A third of prospective British Steve Jobs surveyed complained they are being hindered by a lack of capital, whether sourced from institutional or private investors, while almost the same percentage, 29%, believe their company is missing significant business opportunities because they cannot secure funding in time. Nineteen percent of respondents said they had to pink slip staff because they couldn't secure the necessary funding to keep them.

[ Will tech funding efforts like these be enough? Read London's New VC Fund For Tech Startups. ]

Almost a quarter (23%) of respondents said that the length of time it took to secure capital is an issue, while 44% of the smallest startups -- companies making less than £1 million ($1.5 million) -- said they are concerned about accessing credit this year.

The worry is backed up by British entrepreneur Mike Lynch, who in an interview Wednesday with London financial paper City A.M. agreed Britain's chances of building a convincing native IT sector are being seriously hampered by local investor "timidity."

"In the venture capital world, London is considered dysfunctional," he claimed, adding that when companies do get to size -- about £100 million ($151 million) -- almost no British tech CEOs choose to IPO but instead opt to "sell to a larger company and move on."
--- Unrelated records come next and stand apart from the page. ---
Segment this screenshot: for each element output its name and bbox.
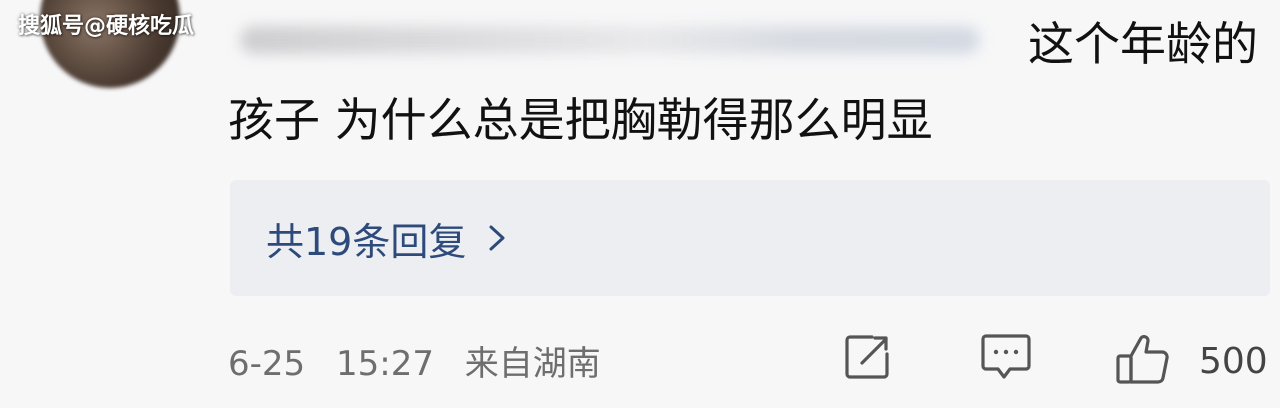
comment-icon (980, 332, 1032, 386)
replies-count-label: 共19条回复 (266, 219, 467, 264)
comment-button[interactable] (980, 332, 1032, 386)
share-icon (842, 332, 892, 386)
like-button[interactable]: 500 (1115, 332, 1268, 390)
comment-text-line1: 这个年龄的 (1028, 17, 1258, 71)
like-count: 500 (1199, 340, 1268, 382)
share-button[interactable] (842, 332, 892, 386)
chevron-right-icon (488, 224, 506, 252)
comment-location: 来自湖南 (464, 344, 601, 384)
like-icon (1115, 332, 1171, 390)
watermark: 搜狐号@硬核吃瓜 (18, 14, 195, 39)
view-replies-link[interactable]: 共19条回复 (266, 214, 506, 264)
reply-panel: 共19条回复 (230, 180, 1270, 296)
comment-time: 15:27 (335, 344, 434, 384)
comment-meta: 6-25 15:27 来自湖南 (228, 336, 601, 385)
comment-text-line2: 孩子 为什么总是把胸勒得那么明显 (228, 93, 933, 147)
comment-date: 6-25 (228, 344, 306, 384)
blurred-username (240, 26, 980, 54)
British tech firms have been so "battered" by London's money men, said Lynch, that "they tend to sell out or build up to take it to Nasdaq." Although Lynch's brand might be somewhat damaged in American eyes following the bad blood over HP's claims it had spent too much on his Cambridge-headquartered software company Autonomy, he still enjoys high status in the U.K., where journalists refer to him as "the U.K.'s first software billionaire."
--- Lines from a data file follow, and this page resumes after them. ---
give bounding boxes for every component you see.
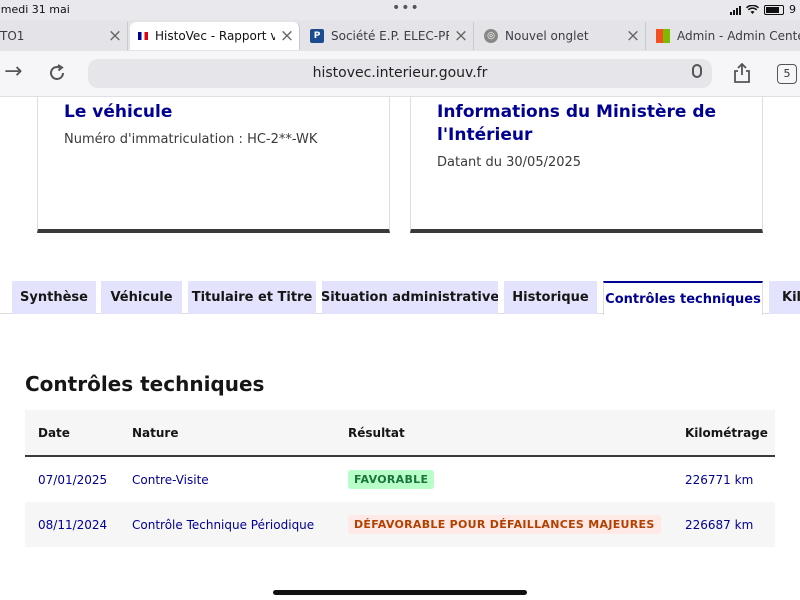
microphone-icon[interactable] <box>692 64 702 78</box>
forward-arrow-icon[interactable]: → <box>4 59 22 84</box>
tab-situation-administrative[interactable]: Situation administrative <box>322 281 498 314</box>
status-time: amedi 31 mai <box>0 3 70 16</box>
browser-tab-title: HistoVec - Rapport ve <box>155 29 275 43</box>
header-date: Date <box>38 425 70 440</box>
table-row: 08/11/2024 Contrôle Technique Périodique… <box>25 502 775 547</box>
row-km: 226687 km <box>685 517 754 532</box>
table-header: Date Nature Résultat Kilométrage <box>25 410 775 457</box>
section-title: Contrôles techniques <box>25 372 265 396</box>
table-row: 07/01/2025 Contre-Visite FAVORABLE 22677… <box>25 457 775 502</box>
tab-historique[interactable]: Historique <box>504 281 597 314</box>
share-icon[interactable] <box>733 63 751 83</box>
report-tabs: Synthèse Véhicule Titulaire et Titre Sit… <box>0 281 800 315</box>
ministry-card-title: Informations du Ministère de l'Intérieur <box>437 102 717 145</box>
status-indicators: 9 <box>730 3 796 16</box>
tab-controles-techniques[interactable]: Contrôles techniques <box>603 281 763 315</box>
browser-tab-new[interactable]: ◎ Nouvel onglet × <box>476 22 646 50</box>
row-nature: Contrôle Technique Périodique <box>132 517 315 532</box>
status-extra: 9 <box>789 3 796 16</box>
tab-titulaire-titre[interactable]: Titulaire et Titre <box>188 281 316 314</box>
row-date: 07/01/2025 <box>38 472 108 487</box>
row-nature: Contre-Visite <box>132 472 209 487</box>
close-icon[interactable]: × <box>449 26 473 46</box>
browser-tab-admin[interactable]: Admin - Admin Center <box>648 22 800 50</box>
vehicle-card-title: Le véhicule <box>64 102 173 122</box>
signal-icon <box>730 5 741 15</box>
microsoft-icon <box>656 29 670 43</box>
home-indicator[interactable] <box>273 590 527 595</box>
browser-tab-title: Nouvel onglet <box>505 29 589 43</box>
url-field[interactable]: histovec.interieur.gouv.fr <box>88 59 712 88</box>
row-result: FAVORABLE <box>348 457 435 502</box>
technical-controls-table: Date Nature Résultat Kilométrage 07/01/2… <box>25 410 775 547</box>
header-resultat: Résultat <box>348 425 405 440</box>
browser-tab-histovec[interactable]: HistoVec - Rapport ve × <box>130 22 300 50</box>
pappers-icon: P <box>310 29 324 43</box>
close-icon[interactable]: × <box>275 26 299 46</box>
tab-synthese[interactable]: Synthèse <box>12 281 96 314</box>
browser-tab-title: Société E.P. ELEC-PRE <box>331 29 449 43</box>
reload-icon[interactable] <box>47 63 67 83</box>
battery-icon <box>764 4 784 15</box>
browser-tab-to1[interactable]: TO1 × <box>0 22 128 50</box>
url-text: histovec.interieur.gouv.fr <box>312 65 488 81</box>
close-icon[interactable]: × <box>103 26 127 46</box>
browser-tab-societe[interactable]: P Société E.P. ELEC-PRE × <box>302 22 474 50</box>
tabs-overview-button[interactable]: 5 <box>777 64 797 84</box>
status-badge-defavorable: DÉFAVORABLE POUR DÉFAILLANCES MAJEURES <box>348 515 661 534</box>
multitask-dots[interactable]: ••• <box>392 0 420 16</box>
ministry-date: Datant du 30/05/2025 <box>437 155 582 170</box>
status-badge-favorable: FAVORABLE <box>348 470 435 489</box>
wifi-icon <box>746 4 759 14</box>
browser-tab-title: Admin - Admin Center <box>677 29 800 43</box>
french-flag-icon <box>138 32 148 40</box>
browser-tab-bar: TO1 × HistoVec - Rapport ve × P Société … <box>0 20 800 51</box>
row-km: 226771 km <box>685 472 754 487</box>
row-result: DÉFAVORABLE POUR DÉFAILLANCES MAJEURES <box>348 502 661 547</box>
address-bar-area: → histovec.interieur.gouv.fr 5 <box>0 51 800 97</box>
globe-icon: ◎ <box>484 29 498 43</box>
tab-kilometrage[interactable]: Kilo <box>769 281 800 314</box>
vehicle-card: Le véhicule Numéro d'immatriculation : H… <box>37 97 390 233</box>
close-icon[interactable]: × <box>621 26 645 46</box>
header-kilometrage: Kilométrage <box>685 425 768 440</box>
row-date: 08/11/2024 <box>38 517 108 532</box>
tab-vehicule[interactable]: Véhicule <box>101 281 182 314</box>
browser-tab-title: TO1 <box>0 29 25 43</box>
header-nature: Nature <box>132 425 179 440</box>
ministry-card: Informations du Ministère de l'Intérieur… <box>410 97 763 233</box>
status-bar: amedi 31 mai ••• 9 <box>0 0 800 20</box>
vehicle-registration: Numéro d'immatriculation : HC-2**-WK <box>64 132 318 147</box>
Steve Leith, who heads up Grant Thornton's early-stage technology team, said there is a "stark contrast" between U.K. and U.S. tech funding. In the U.K., "whilst there is an increasing flow of angel capital, we see a growing gap for businesses requiring investment of £500,000 to £2 million ($755,000 to $3 million)", he said.

In the U.S., in contrast, the cycle of tech entrepreneurs reinvesting in start-ups is "fully developed and the VC community has a greater appetite for risk," he said. "[British] businesses need development capital," he warned. "Without it they are not only in danger of missing their growth opportunity, but in having to make redundancies, or at worst failing completely before they've really even begun."